Multiple wireless Tags can be interrogated by sending from an interrogating transmitter (e.g., a Reader) a code and having information transmitted by the Tag in response. This is commonly accomplished by having the Tag listen for an interrogation message and for it to respond with a unique serial number and/or other information. The Tags typically have limited power available for transmitting data wirelessly to the Reader. It is desirable to extend the range of wireless Tags so that it is not necessary to bring each Tag close to a Reader for reading.
Conventional RFID readers are typically designed to use one of three general approaches to transmit signals to and receive signals from one or more tag, including a single-channel homodyne technique, a two-antenna bi-static technique, and a technique to use a circulator device.
FIG. 4 shows one standard approach for an RFID reader to read a beam-powered tag in which a homodyne receiver is used.
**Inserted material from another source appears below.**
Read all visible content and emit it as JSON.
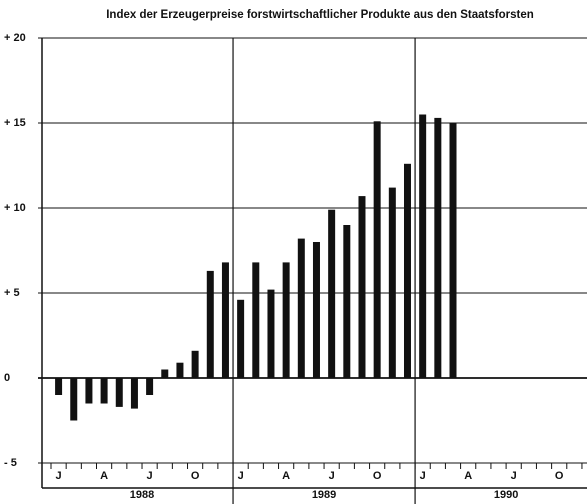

The term “homodyne receiver” refers to the fact that there is but a single channel for both the transmitted signal and the received signal and a direct down conversion of the data to baseband. This technique of a homodyne receiver is quite common and has the advantage of simplicity. It has the disadvantage of creating noise and lower sensitivity if it is not perfectly tuned. For example, the reader module 401 in FIG. 4 has an antenna 407 coupled to both a radio frequency (RF) source 403 and a receiver 405. Using the signal from the frequency source 403, the receiver 405 directly down converts the data received from the antenna 407.
FIG. 5 shows an approach of a bi-static design where a separate antenna is used for both transmit and receive. For example, a reader module 421 in FIG. 5 has a radio frequency source 423 coupled to its own antenna 427 to transmit signals and a receiver 425 coupled to its own antenna 429 to receive signals. This technique of bi-static design has at least two disadvantages. First, there is the added cost of two antennas instead of one. Since microwave antennas of some gain are expensive, the added cost of an additional antenna can be a major problem. Secondly, there is a requirement to have both antennas overlapping in pattern.
FIG. 6 shows a conventional technique to have a circulator in the reader to separate the incoming signal (to receive) from the outgoing signal (to transmit). A circulator couples the powers in a preferred direction so that the receiver retains backscatter information and the transmitter powers the tag. For example, the reader module 441 in FIG. 6 has a circulator 449 which couples power in a preferred direction, forward for transmit and power, and to the receiver for the receive or reflected portion. Power to the tag passes through to antenna 447 and received power from the tag is channeled toward the receiver block after being reflected by the tag. In FIG. 6, the circulator 449 couples port 2 to port 1 to transmit signals and couples port 2 to port 3 to receive signals. This approach also is quite common but has the disadvantage of requiring the circulator that is an expensive device.